Quant à l’événement dramatique de l’après-guerre, à savoir l’affaire Gouzenko et l’arrestation et la condamnation de Fred Rose, il est fort bien documenté dans le chapitre « Fred Rose, député fédéral et espion communiste ». Théorêt présente cependant Rose comme un député fédéral communiste (p. 232) : certes il est militant communiste mais il a été élu en 1942 puis réélu deux ans plus tard sous l’étiquette Ouvrier Progressiste. Et s’il a été bel et bien accusé et condamné pour espionnage, il a toujours refusé de se considérer comme un traître à la solde d’un pays ennemi. Cette condamnation a été et demeure l’objet d’un débat historico-juridico-politique, comme le montrent les travaux de Micheline Leclair sur « Raymond Boyer et l'affaire Gouzenko » (Bulletin d'histoire politique, vol. 8, no 1, 1999). Il semble bien que les informations transmises à Moscou étaient de faible importance. Beaucoup plus déterminante fut la conjoncture politique internationale : l’« affaire Gouzenko » apparaît aux yeux de plusieurs historiens comme le début de la Guerre froide car elle alimente alors le climat qui favorise aux États-Unis la chasse aux communistes, lancée par le sénateur Joseph McCarthy, dans la première moitié des années 1950. Fred Rose aurait été, comme le suggère Théorêt, victime de la Guerre froide.

Pour expliquer le déclin du Parti communiste dans les années d’après-guerre, Théorêt retient principalement les changements qui bousculent alors le Québec et le Canada : émergence du nationalisme québécois, déclin de l’Église catholique, grandes réformes de la Révolution tranquille. Il n’a certainement pas tort, mais force est de reconnaître que la condamnation de Fred Rose fut, pour le PCC, pour lui-même et sa famille, un véritable drame : la fin d’un mouvement social et celle d’une carrière politique qui s’annonçait pourtant prometteuse.
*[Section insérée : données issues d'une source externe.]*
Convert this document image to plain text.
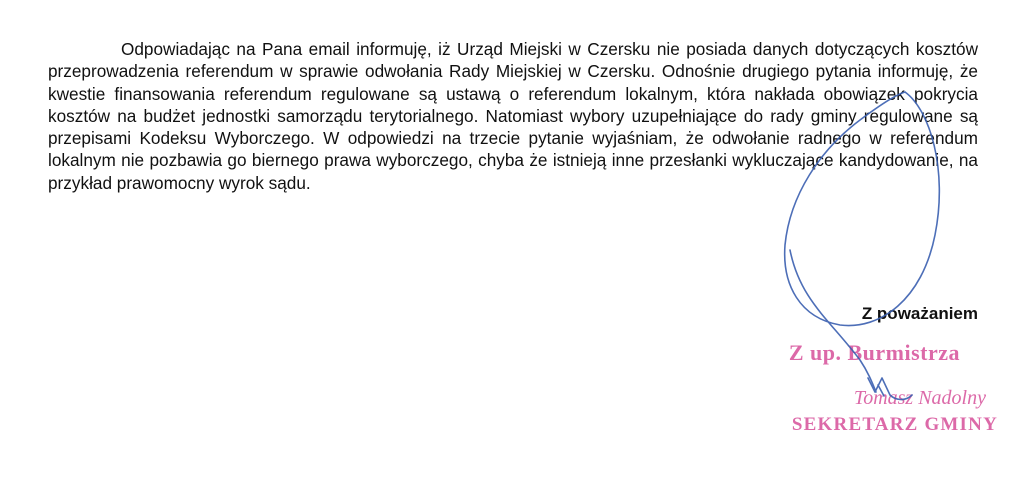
Odpowiadając na Pana email informuję, iż Urząd Miejski w Czersku nie posiada danych dotyczących kosztów przeprowadzenia referendum w sprawie odwołania Rady Miejskiej w Czersku. Odnośnie drugiego pytania informuję, że kwestie finansowania referendum regulowane są ustawą o referendum lokalnym, która nakłada obowiązek pokrycia kosztów na budżet jednostki samorządu terytorialnego. Natomiast wybory uzupełniające do rady gminy regulowane są przepisami Kodeksu Wyborczego. W odpowiedzi na trzecie pytanie wyjaśniam, że odwołanie radnego w referendum lokalnym nie pozbawia go biernego prawa wyborczego, chyba że istnieją inne przesłanki wykluczające kandydowanie, na przykład prawomocny wyrok sądu.

Z poważaniem
Z up. Burmistrza
Tomasz Nadolny
SEKRETARZ GMINY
Cette condamnation a eu plus d’impact en quelques mois que tous les discours anticommunistes en 20 ans. Théorêt n’a donc pas tort de conclure que pendant la première moitié du 20e siècle au Québec, la peur rouge n’aura été finalement qu’un « épouvantail » (p. 207). Il est cependant trop indulgent lorsqu’il présente, sans donner d’informations précises, le PCC avec sa section québécoise comme un mouvement « toujours actif » en 2020 : défense des intérêts de la classe ouvrière, action auprès des jeunes, des groupes de femmes et des organismes de solidarité internationale.